27.02.2009 - 22.03.2009
Ort: Kabinett zum Main
Im Mittelpunkt der sechsten Ausstellung der Reihe "Fokus auf" steht die knapp 40 cm hohe bronzene Figurengruppe "Faun" des französischen Bildhauers Auguste Rodin. Entnommen aus dem kleinteiligen Programm des ab 1880 entwickelten "Höllentors" – dem ursprünglich zweiflügeligen Bronzeportal zum Pariser Musée des Arts décoratifs – und um das Jahr 1885 fertiggestellt, wirft diese zahlreiche Fragen auf: Warum haben ihre zwei Figuren – ein bocksbeiniges männliches Wesen und eine ihn bestürmende weibliche Gestalt – so merkwürdige Proportionen? Wie kam Rodin zu jener aufwühlend-bewegten Darstellung des Faunenpaares? Und wieso kombinierte er zwei inhaltlich nicht zueinander gehörige Figuren zu einem komplexen Werk? Dies zu klären ist Ziel der Ausstellung "Fokus auf Auguste Rodin: Faun/Le vieil arbre/Le vieux chêne, um 1885 (Inv. Nr. SGP 6)". Das Thema der nach wie vor eigenwilligen wie irritierenden Figurengruppe – die wilden Waldwesen in entfesseltem Zueinander –, ihre Erwerbs- und Publikationsgeschichte sowie der Einsatz einer Assemblage als künstlerisches Mittel werden für den Betrachter anschaulich gemacht.
Als Auguste Rodin im Jahr 1880 einen Staatsauftrag für das monumentale Portal des Musée des Arts décoratifs annahm, konnte er nicht ahnen, dass dieser sich zu einem Lebenswerk entwickeln sollte: Annähernd 37 Jahre und bis kurz vor seinem Tod arbeitete der Künstler am "Höllentor" (La porte de lÂ’enfer), das er selbst stets als "Die Tür" bezeichnete, doch gänzlich fertig werden sollte das Monumentalrelief nie. Trotzdem fertigte der Bildhauer im Laufe der Jahre annähernd 200 einzelne Figuren an, sodass das Tor schon zu Lebzeiten Rodins umfangreichstes und bedeutendstes Werk darstellte.

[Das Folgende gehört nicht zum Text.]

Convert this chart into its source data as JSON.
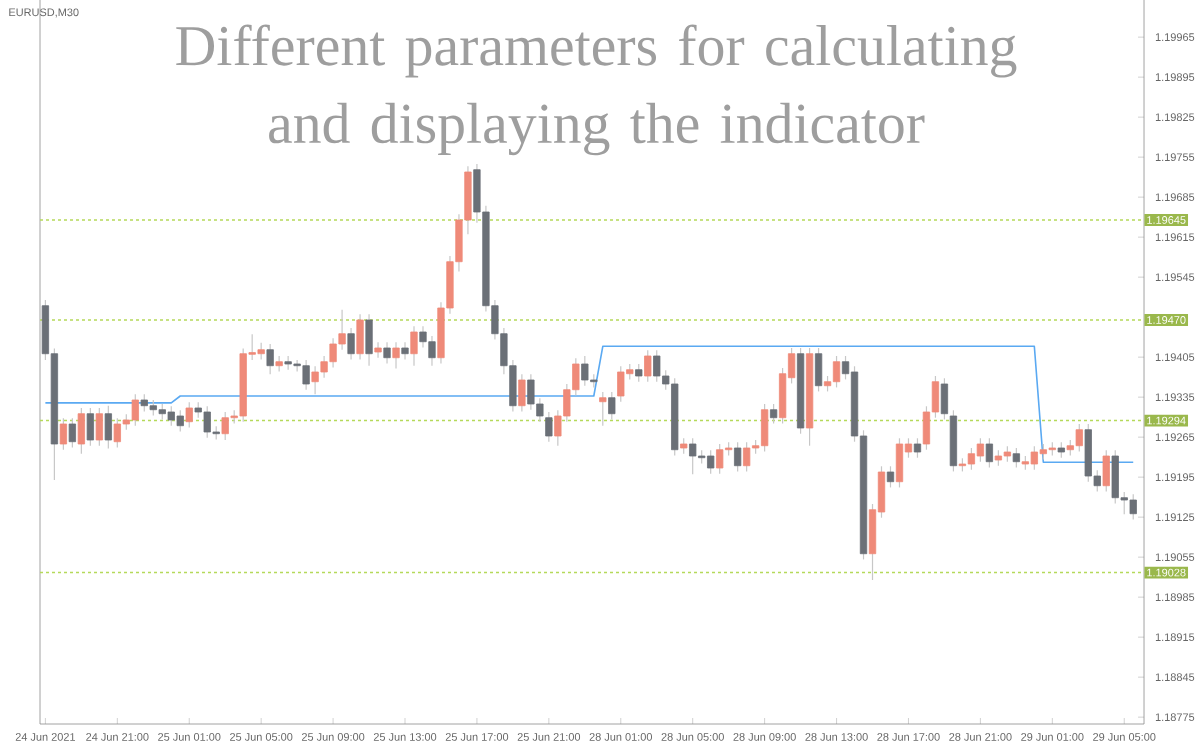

Neben dem Non-finito, dem Fragmentarischen, Unvollendeten, das sich auch in vielen anderen Arbeiten Rodins widerspiegelt, eint die Gestalten vor allem ihre ungestüme und wilde Darstellungsweise. Inspiriert von Dante Alighieris "Göttlicher Komödie", in der die Jenseitsreise durch Hölle, Fegefeuer und Paradies geschildert wird, schwanken und stolpern auch die Zentauren, Riesen, Sirenen und Faune, die der französische Bildhauer schuf, aneinandergedrängt und fortschreitend dem "ewigen Leid" entgegen. Dabei stand für Rodin die Auseinandersetzung mit der Form im Vordergrund: Sie war für ihn trotz seiner Fähigkeit, der menschlichen Figur emotionalen wie geistigen Ausdruck zu geben, wichtiger als der enge Anschluss an Dantes Text. So erläuterte der Bildhauer 1912 in einem Gespräch sein Verhältnis zur literarischen Vorlage: "Die Kunst kann tatsächlich den Geist und die Phantasie beschäftigen, ohne Literatur irgendwie in Anspruch zu nehmen. Man muss den Themen, die man behandelt, nicht allzu viel Bedeutung beilegen."